Aos poucos, eu percebi que era a tentação de conseguir o resultado mais rápido. As pessoas que foram punidas pela WADA sofreram uma punição ainda mais severa da sociedade. Alguns atletas nunca mais passam em Iten sem serem hostilizados. O Kipsang até me disse certa vez, que um atleta não se transforma em seis meses no que Wilson Kipsang demorou dez anos para se tornar.”
Estilo de vida
“O que eu achei curioso na minha passagem por lá, é como o atletismo pode mudar a vida das pessoas. O Kipsang, desde criança, sempre teve tino para o negócio. Queria fazer com que um dólar virasse dois, queria investir em alguma coisa. Ele abriu um hotel bem simples numa cidade queniana. Era uma maneira de ajudar a população local e de gerar empregos. Hoje, ele é uma celebridade local.
Os outros grandes maratonistas também são muito admirados. Em geral, o estilo de vida dos quenianos é muito simples. O conceito de vida ali é diferente. Eles não têm a pretensão de ter uma casa tecnológica, com TV de ecrã plano, por exemplo. Se eles ganharem dinheiro, é provável que queiram ter uma pequena propriedade rural, com a sua própria horta.

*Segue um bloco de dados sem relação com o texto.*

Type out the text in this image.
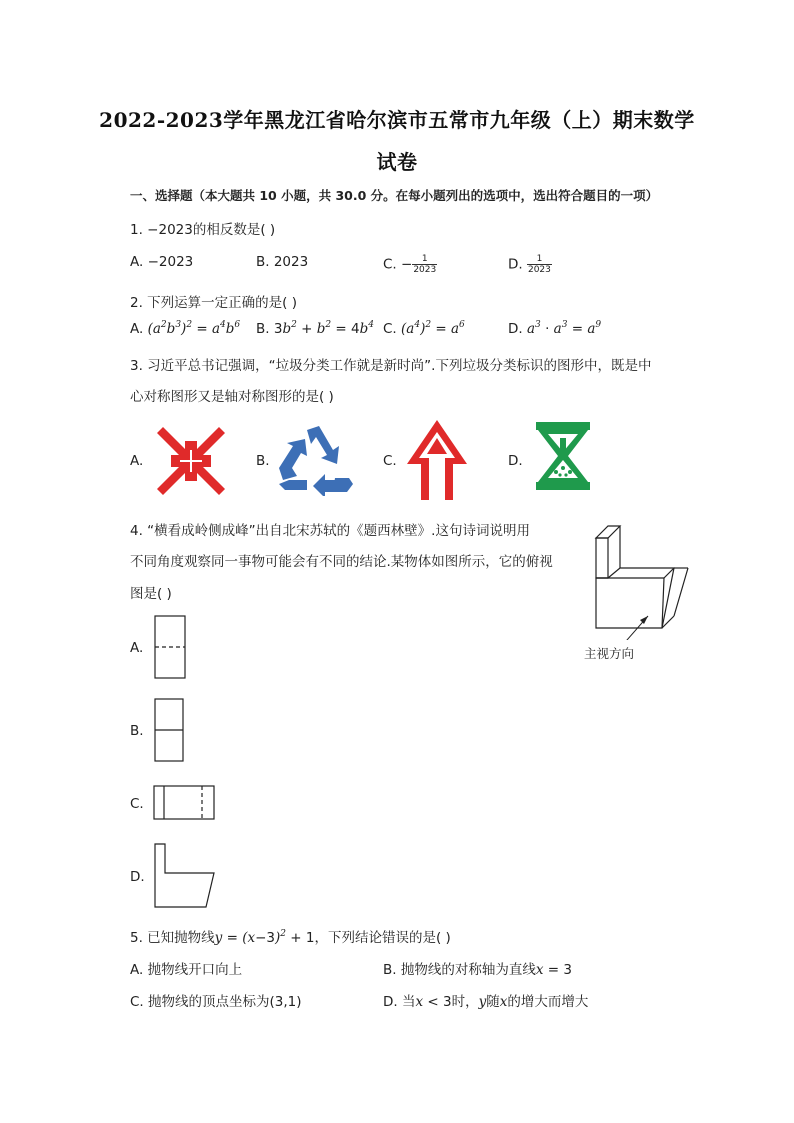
2022-2023学年黑龙江省哈尔滨市五常市九年级（上）期末数学
试卷
一、选择题（本大题共 10 小题，共 30.0 分。在每小题列出的选项中，选出符合题目的一项）
1. −2023的相反数是( )
A. −2023	B. 2023	C. − $\frac{1}{2023}$	D. $\frac{1}{2023}$
2. 下列运算一定正确的是( )
A. $(a^2b^3)^2 = a^4b^6$ B. $3b^2 + b^2 = 4b^4$ C. $(a^4)^2 = a^6$	D. $a^3 \cdot a^3 = a^9$
3. 习近平总书记强调，“垃圾分类工作就是新时尚”.下列垃圾分类标识的图形中，既是中
心对称图形又是轴对称图形的是( )
A.	B.	C.	D.
4. “横看成岭侧成峰”出自北宋苏轼的《题西林壁》.这句诗词说明用
不同角度观察同一事物可能会有不同的结论.某物体如图所示，它的俯视
图是( )
主视方向
A.
B.
C.
D.
5. 已知抛物线$y = (x-3)^2 + 1$，下列结论错误的是( )
A. 抛物线开口向上	B. 抛物线的对称轴为直线x = 3
C. 抛物线的顶点坐标为(3,1)	D. 当x < 3时，y随x的增大而增大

O que acontece lá muito, são os treinadores italianos ou britânicos apresentarem um mundo diferente a eles. O menino tem 17 anos, viveu a vida inteira no interior do Quénia e, de repente, vai correr uma prova em Londres. Ali ele descobre que o mundo é diferente. Esse tipo de viagem começa a mexer com as pretensões deles.”